Kehidupan di vihara lebih baik maka Nangala Thera menjadi lebih sehat, dan berat badannya bertambah. Setelah beberapa saat ia merasa bosan dengan kehidupannya sebagai bhikkhu dan sering memikirkan untuk kembali menjadi perumahtangga.

Jika pikiran itu muncul, ia akan pergi ke pohon dekat vihara, di mana bajak dan pakaian tuanya ditaruh. Di sana ia menegur dirinya sendiri, "O, orang tak tahu malu! Apakah kamu masih menginginkan kembali menggunakan pakaian tua ini dan bekerja keras, hidup rendah sebagai buruh kasar ?" Setelah berpikir seperti itu, ketidakpuasan terhadap kehidupan bhikkhunya menjadi sirna, dan ia kembali ke vihara. Ia pergi ke pohon itu setiap tiga atau empat hari untuk merenungkan kembali tentang masa lalunya yang tidak menyenangkan.

Jika para bhikkhu bertanya kepadanya tentang seringnya ia berkunjung ke pohon itu, ia menjawab, "Saya pergi ke tempat guru saya."

Waktu berlalu, karena ketekunannya, akhirnya ia mencapai tingkat kesucian arahat, dan ia berhenti ke pohon lagi. Para bhikkhu lain memperhatikan hal itu, bertanya kepadanya, "Mengapa engkau sekarang tidak lagi berkunjung kepada gurumu?" Kepada mereka ia menjawab, "Saya pergi kepada guru saya karena saya memerlukannya, tetapi sekarang saya tidak memerlukan pergi kepadanya." Para bhikkhu mengerti apa maksud jawabannya itu, mereka pergi menghadap Sang Buddha dan memberitahu, "Bhante, Nangala Thera menyatakan diri telah mencapai tingkat kesucian arahat. Itu tidak mungkin benar; ia pasti membual, ia pasti berbohong."

Kepada mereka, Sang Buddha berkata, "Para bhikkhu jangan berkata seperti itu perihal Nangala, ia tidak berkata bohong.

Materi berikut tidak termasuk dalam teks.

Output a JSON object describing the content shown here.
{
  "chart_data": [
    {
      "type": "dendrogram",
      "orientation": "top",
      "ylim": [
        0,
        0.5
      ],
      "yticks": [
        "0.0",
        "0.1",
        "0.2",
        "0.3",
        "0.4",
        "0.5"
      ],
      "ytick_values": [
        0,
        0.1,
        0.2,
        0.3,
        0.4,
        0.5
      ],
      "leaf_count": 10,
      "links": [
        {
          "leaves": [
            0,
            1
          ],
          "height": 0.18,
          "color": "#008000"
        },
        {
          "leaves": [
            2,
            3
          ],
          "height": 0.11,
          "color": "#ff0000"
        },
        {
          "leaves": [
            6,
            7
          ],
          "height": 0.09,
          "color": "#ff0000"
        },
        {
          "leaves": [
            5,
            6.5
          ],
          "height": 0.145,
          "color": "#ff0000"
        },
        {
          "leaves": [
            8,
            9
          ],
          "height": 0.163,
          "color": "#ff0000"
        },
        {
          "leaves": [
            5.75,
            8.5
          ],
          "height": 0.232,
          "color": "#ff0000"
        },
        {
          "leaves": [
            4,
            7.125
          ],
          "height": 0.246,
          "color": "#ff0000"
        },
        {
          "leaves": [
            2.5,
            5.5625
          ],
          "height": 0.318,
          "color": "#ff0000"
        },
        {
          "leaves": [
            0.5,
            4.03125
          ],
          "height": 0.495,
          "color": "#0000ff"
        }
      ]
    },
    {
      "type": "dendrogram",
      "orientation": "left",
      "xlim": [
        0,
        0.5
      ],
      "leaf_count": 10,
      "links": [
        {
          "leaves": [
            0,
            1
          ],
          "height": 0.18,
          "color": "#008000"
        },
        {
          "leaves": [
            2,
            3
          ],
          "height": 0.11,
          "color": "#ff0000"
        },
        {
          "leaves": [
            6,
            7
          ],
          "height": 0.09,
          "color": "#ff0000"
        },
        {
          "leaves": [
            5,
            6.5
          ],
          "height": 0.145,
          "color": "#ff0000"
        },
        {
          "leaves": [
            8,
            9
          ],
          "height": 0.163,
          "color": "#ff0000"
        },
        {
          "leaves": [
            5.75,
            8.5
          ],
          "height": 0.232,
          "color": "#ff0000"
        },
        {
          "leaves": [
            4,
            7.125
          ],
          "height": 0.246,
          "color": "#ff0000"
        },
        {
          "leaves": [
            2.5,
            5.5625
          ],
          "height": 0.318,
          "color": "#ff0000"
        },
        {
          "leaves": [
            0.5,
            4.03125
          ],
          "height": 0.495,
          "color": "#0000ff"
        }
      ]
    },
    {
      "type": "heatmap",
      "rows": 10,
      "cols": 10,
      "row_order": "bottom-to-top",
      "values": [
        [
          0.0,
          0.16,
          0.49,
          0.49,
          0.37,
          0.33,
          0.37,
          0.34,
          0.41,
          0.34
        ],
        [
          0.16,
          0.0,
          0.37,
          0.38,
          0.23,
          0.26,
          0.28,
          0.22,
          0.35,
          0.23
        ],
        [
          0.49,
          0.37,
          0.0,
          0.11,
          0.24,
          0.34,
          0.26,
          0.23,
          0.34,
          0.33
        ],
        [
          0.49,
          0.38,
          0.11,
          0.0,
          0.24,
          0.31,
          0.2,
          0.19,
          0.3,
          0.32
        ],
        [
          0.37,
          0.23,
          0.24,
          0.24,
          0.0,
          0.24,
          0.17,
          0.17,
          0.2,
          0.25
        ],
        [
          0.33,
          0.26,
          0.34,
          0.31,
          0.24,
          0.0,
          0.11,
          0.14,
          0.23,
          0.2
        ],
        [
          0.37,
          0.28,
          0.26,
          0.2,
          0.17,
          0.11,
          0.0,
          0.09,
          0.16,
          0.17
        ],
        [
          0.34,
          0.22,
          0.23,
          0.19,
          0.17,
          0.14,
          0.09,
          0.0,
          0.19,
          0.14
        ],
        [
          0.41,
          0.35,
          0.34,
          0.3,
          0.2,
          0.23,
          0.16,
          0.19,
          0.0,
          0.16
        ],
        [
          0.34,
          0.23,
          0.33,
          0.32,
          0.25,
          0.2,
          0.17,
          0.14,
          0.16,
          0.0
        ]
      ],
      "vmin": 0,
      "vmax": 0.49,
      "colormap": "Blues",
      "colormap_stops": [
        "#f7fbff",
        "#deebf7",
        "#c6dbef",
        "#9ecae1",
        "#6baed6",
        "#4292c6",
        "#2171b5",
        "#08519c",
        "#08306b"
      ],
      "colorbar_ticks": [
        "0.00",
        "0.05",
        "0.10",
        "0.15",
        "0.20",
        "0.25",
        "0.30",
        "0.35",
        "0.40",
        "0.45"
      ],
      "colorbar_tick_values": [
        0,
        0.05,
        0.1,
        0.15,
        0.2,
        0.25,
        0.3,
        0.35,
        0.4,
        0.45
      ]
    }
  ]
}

Anak-Ku Nangala, dengan introspeksi diri dan memperbaiki diri sendiri telah berhasil mencapai tingkat kesucian arahat."

Kemudian Sang Buddha membabarkan syair berikut :

"Attanā coday’attānaṃ paṭimāse attam attanā,
so attagutto satimā sukhaṃ bhikkhu vihāhisi.

Attā hi attano nātho attā hi attano gati,
tasmā saññāmay’attānaṃ assaṃ bhadraṃ va vāṇijo."

Engkaulah yang harus mengingatkan
dan memeriksa dirimu sendiri.
O bhikkhu, bila engkau dapat menjaga
dirimu sendiri dan selalu sadar,
maka engkau akan hidup dalam kebahagiaan.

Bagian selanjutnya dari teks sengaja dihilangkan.